Fast forward more than forty years, and the boy who listened to those stories is now a writer of children’s books who has been slowly drawn into writing historical fiction. I’d often thought about that story, and with the centenary of the Gallipoli campaign looming (in April 2015), I knew it was the right time. Over the years I’d read a lot about the first world war, and knew that the Gallipoli campaign had been a terrible experience for all the men involved – the Aussies and Kiwis of the ANZAC brigades, the British and French soldiers, the Turkish soldiers too. I’d also found out that hundreds of thousands of orphans and children in care had been packed off to Australia, New Zealand and other parts of the Empire – and that they’d been lied to and abused as well. So I knew I really did have a great human story to tell.

I was also very lucky that Barrington Stoke decided to publish Anzac Boys, as it came to be called. I’ve written a lot of books for Barrington Stoke, and they’re always great to work with – but they excelled themselves with Anzac Boys. My editor Emma Baker gave me some terrific advice on how to tell the story, and the finished product looks wonderful, with marvellous illustrations by Ollie Cuthbertson. It really was a very moving moment when I first saw a finished copy of the book – for a brief moment I felt like that boy listening to his mother’s stories again. The only sad thing is that my mum won’t be able to appreciate it – she’s 89, but has dementia.
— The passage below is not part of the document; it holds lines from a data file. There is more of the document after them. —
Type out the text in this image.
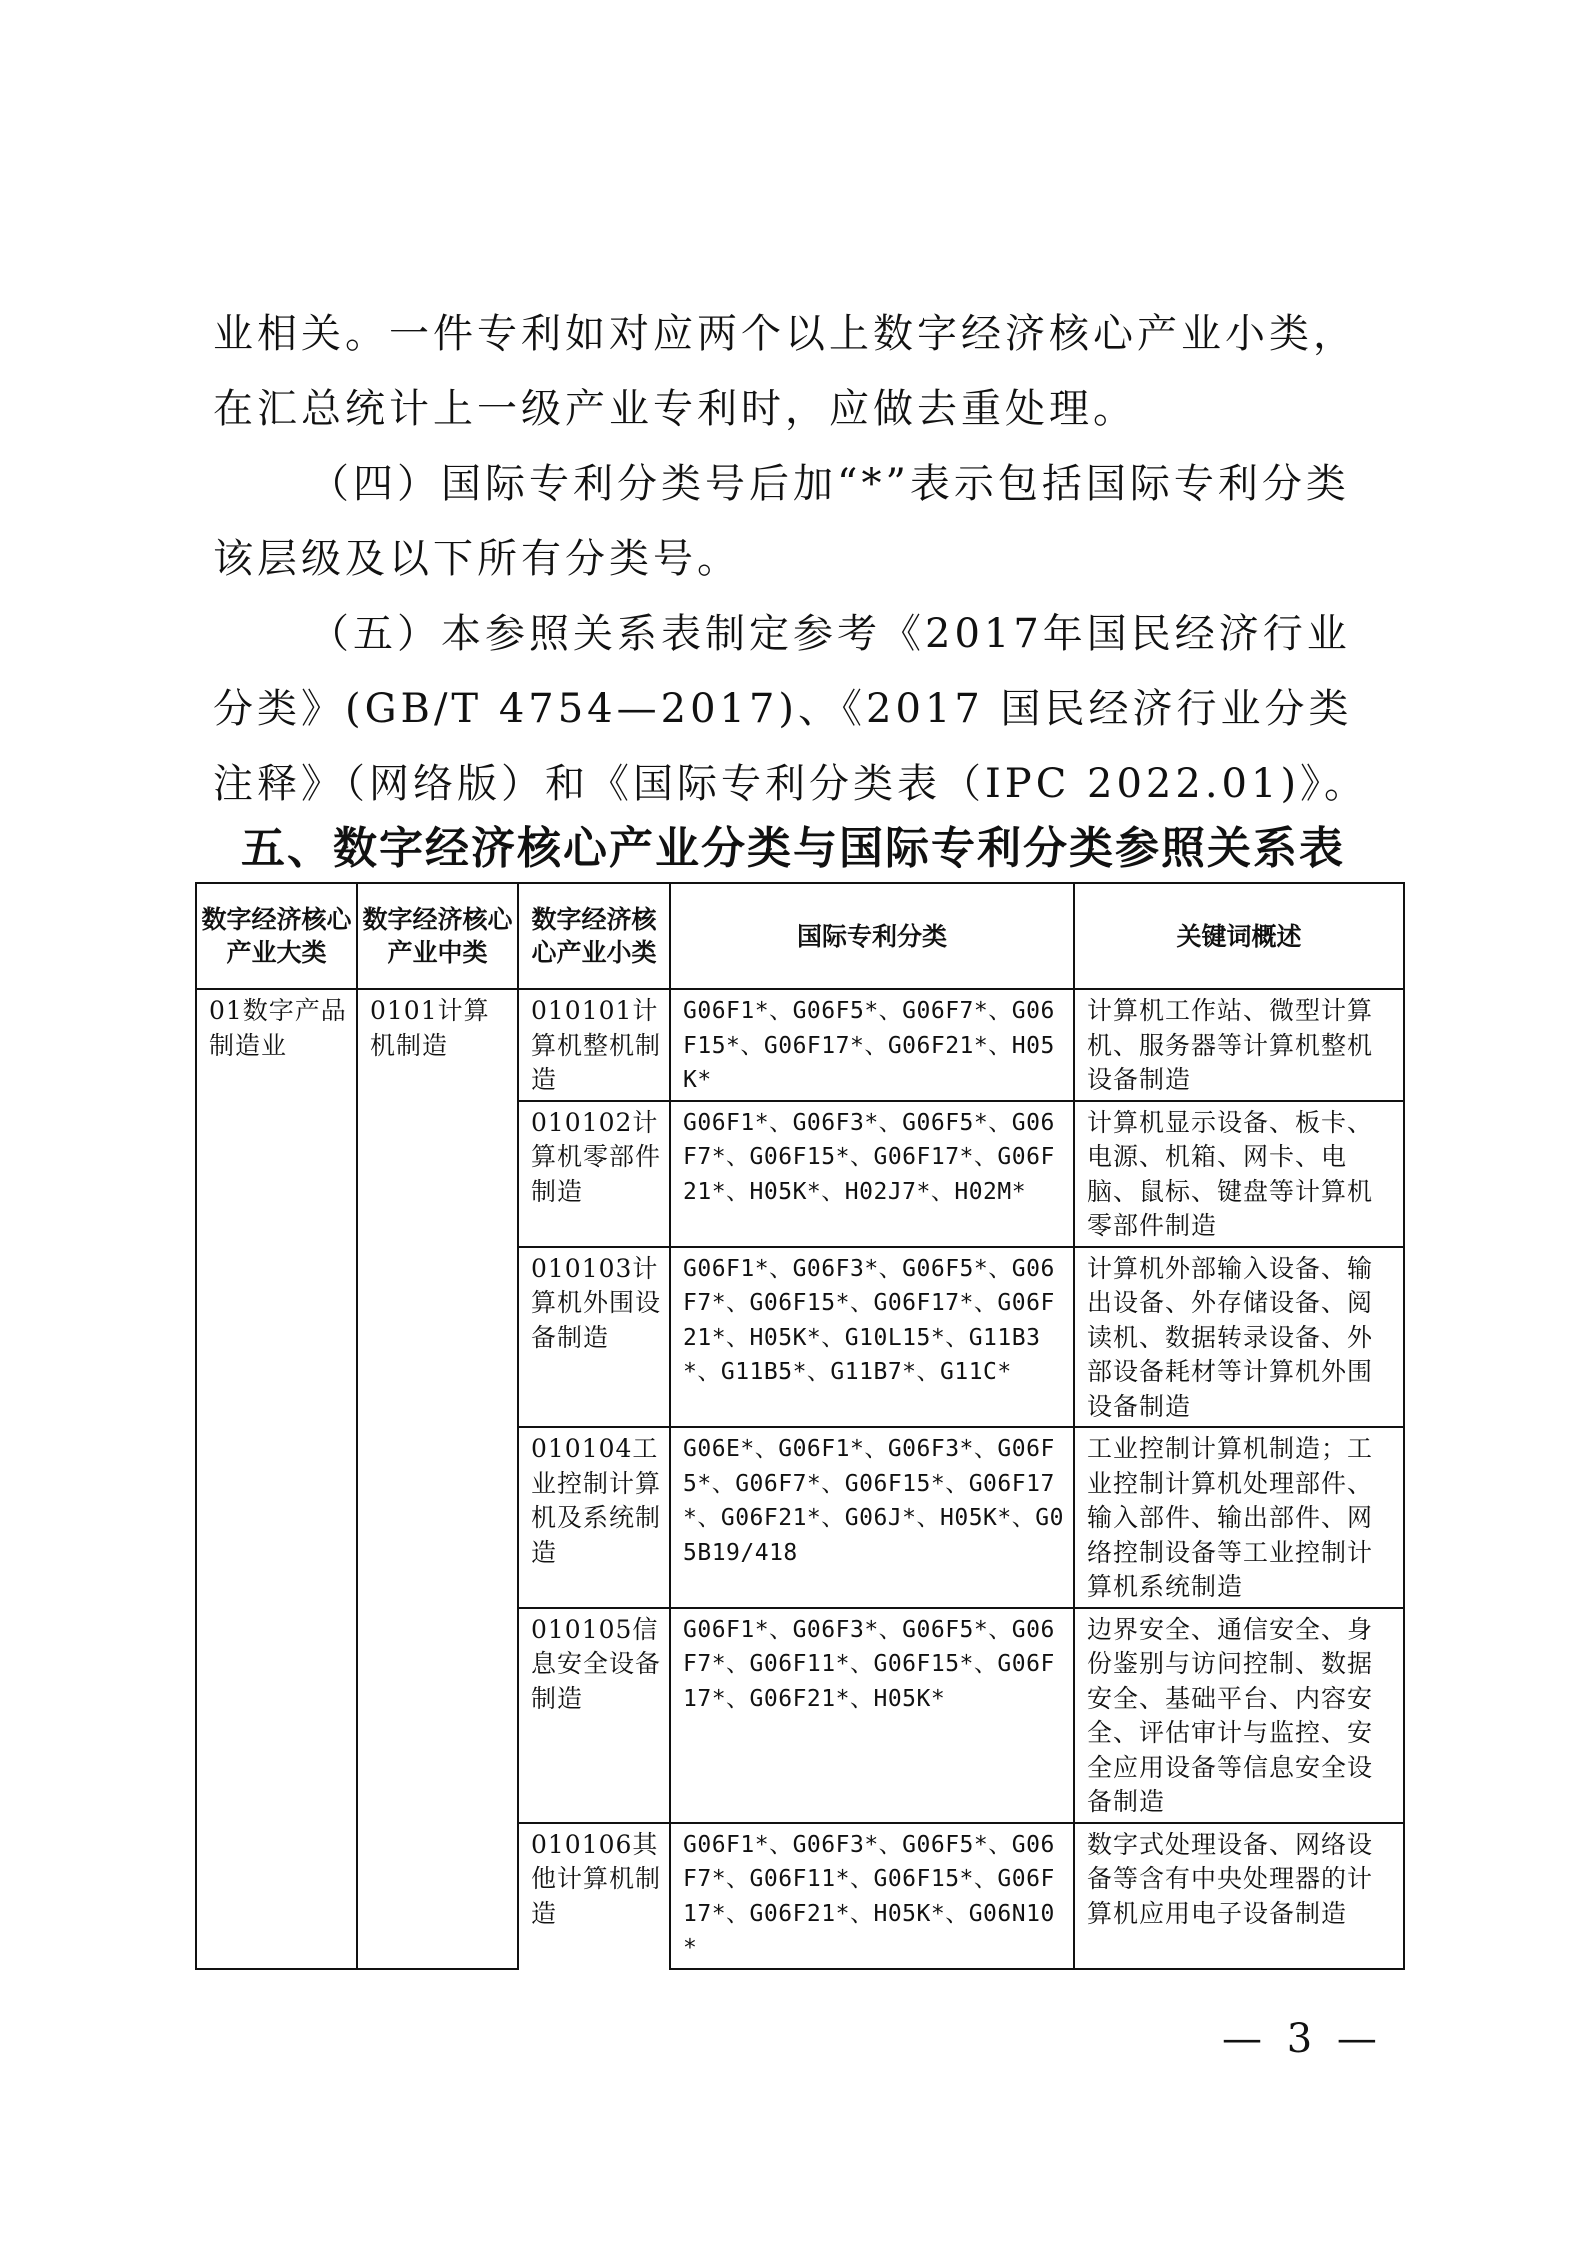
业相关。一件专利如对应两个以上数字经济核心产业小类，在汇总统计上一级产业专利时，应做去重处理。

（四）国际专利分类号后加“*”表示包括国际专利分类该层级及以下所有分类号。

（五）本参照关系表制定参考《2017年国民经济行业分类》(GB/T 4754—2017)、《2017 国民经济行业分类注释》（网络版）和《国际专利分类表（IPC 2022.01)》。

五、数字经济核心产业分类与国际专利分类参照关系表
数字经济核心产业大类	数字经济核心产业中类	数字经济核心产业小类	国际专利分类	关键词概述
01数字产品制造业	0101计算机制造	010101计算机整机制造	G06F1*、G06F5*、G06F7*、G06F15*、G06F17*、G06F21*、H05K*	计算机工作站、微型计算机、服务器等计算机整机设备制造
		010102计算机零部件制造	G06F1*、G06F3*、G06F5*、G06F7*、G06F15*、G06F17*、G06F21*、H05K*、H02J7*、H02M*	计算机显示设备、板卡、电源、机箱、网卡、电脑、鼠标、键盘等计算机零部件制造
		010103计算机外围设备制造	G06F1*、G06F3*、G06F5*、G06F7*、G06F15*、G06F17*、G06F21*、H05K*、G10L15*、G11B3*、G11B5*、G11B7*、G11C*	计算机外部输入设备、输出设备、外存储设备、阅读机、数据转录设备、外部设备耗材等计算机外围设备制造
		010104工业控制计算机及系统制造	G06E*、G06F1*、G06F3*、G06F5*、G06F7*、G06F15*、G06F17*、G06F21*、G06J*、H05K*、G05B19/418	工业控制计算机制造；工业控制计算机处理部件、输入部件、输出部件、网络控制设备等工业控制计算机系统制造
		010105信息安全设备制造	G06F1*、G06F3*、G06F5*、G06F7*、G06F11*、G06F15*、G06F17*、G06F21*、H05K*	边界安全、通信安全、身份鉴别与访问控制、数据安全、基础平台、内容安全、评估审计与监控、安全应用设备等信息安全设备制造
		010106其他计算机制造	G06F1*、G06F3*、G06F5*、G06F7*、G06F11*、G06F15*、G06F17*、G06F21*、H05K*、G06N10*	数字式处理设备、网络设备等含有中央处理器的计算机应用电子设备制造
— 3 —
Anzac Boys is certainly in good company on the Barrtington Stoke list – there have been a lot of first world war books to commemorate the centenary, but Barrington Stoke’s other titles on the subject certainly stand out for me. I love Linda Newbery’s Vera-Brittain-influenced tale of a young volunteer nurse and the officer she loves, Tillys Promise. Tom Palmer’s gripping Over the Line manages to combine football and the war in a tale based on a true story. And Catherine MacPhail’s Stars Shall Be Bright builds a haunting fairy tale out of another true story, a train crash in the first world war in which the bodies of three unidentified children were found.
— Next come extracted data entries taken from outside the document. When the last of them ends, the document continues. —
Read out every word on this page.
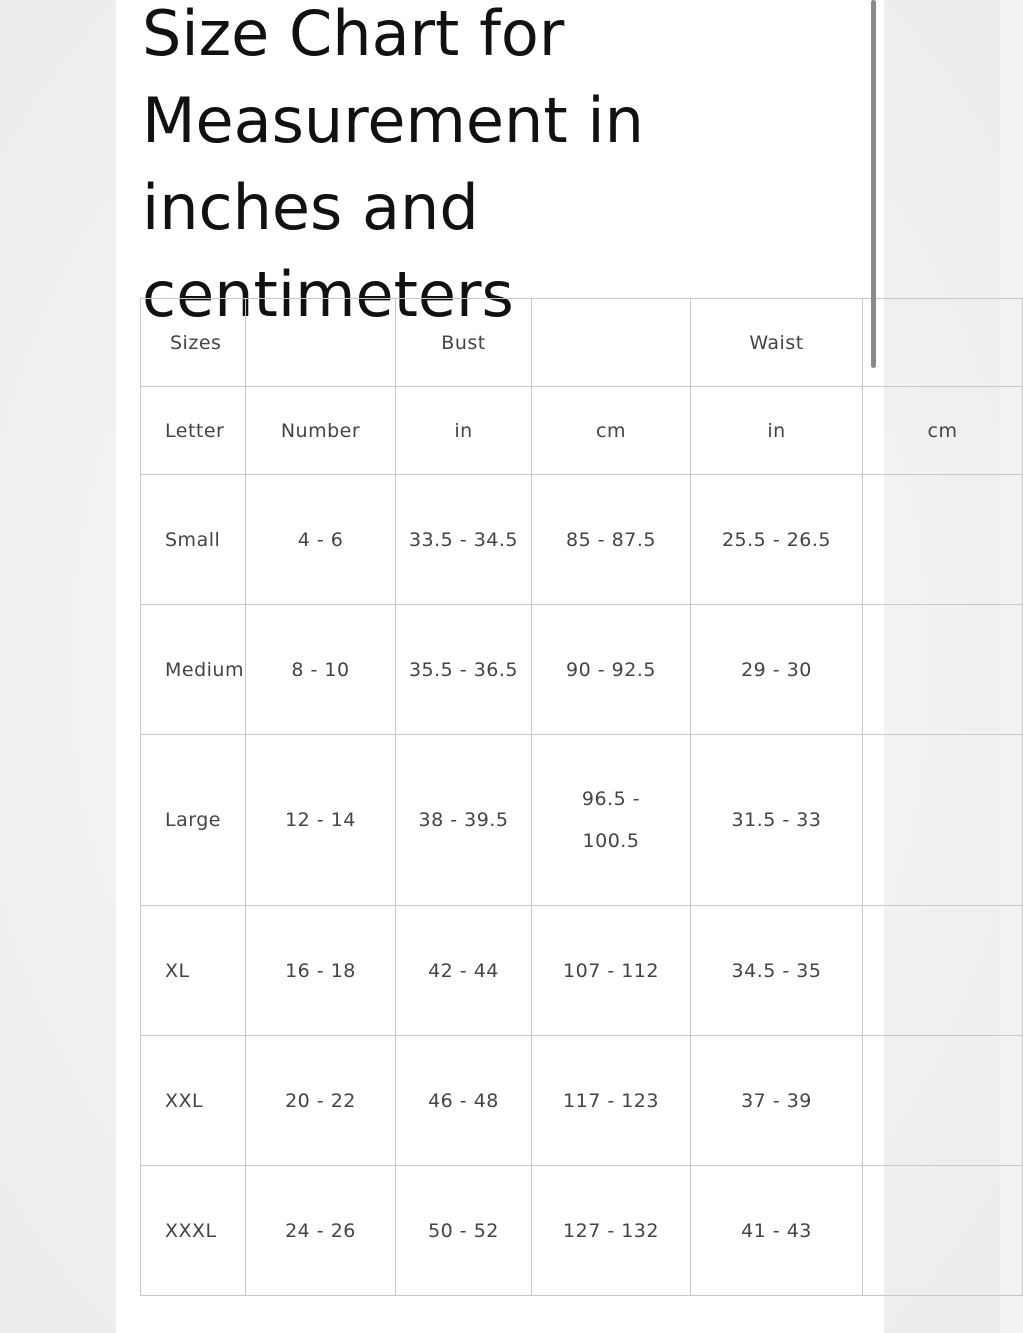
Size Chart for Measurement in inches and centimeters
Sizes		Bust		Waist	
Letter	Number	in	cm	in	cm
Small	4 - 6	33.5 - 34.5	85 - 87.5	25.5 - 26.5	
Medium	8 - 10	35.5 - 36.5	90 - 92.5	29 - 30	
Large	12 - 14	38 - 39.5	96.5 - 100.5	31.5 - 33	
XL	16 - 18	42 - 44	107 - 112	34.5 - 35	
XXL	20 - 22	46 - 48	117 - 123	37 - 39	
XXXL	24 - 26	50 - 52	127 - 132	41 - 43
One phrase that keeps coming back to me as I read these stories about the first world war is something the great war poet Wilfred Owen said about his own work – ‘The poetry is in the pity’. My mother gave me a great gift – a combination of truth and storytelling that enabled me to see how true those words of Owen’s are. I hope I’ve managed to convey at least some of that in Anzac Boys – and that if they could have read the book, she and her dad would have liked what I’ve done.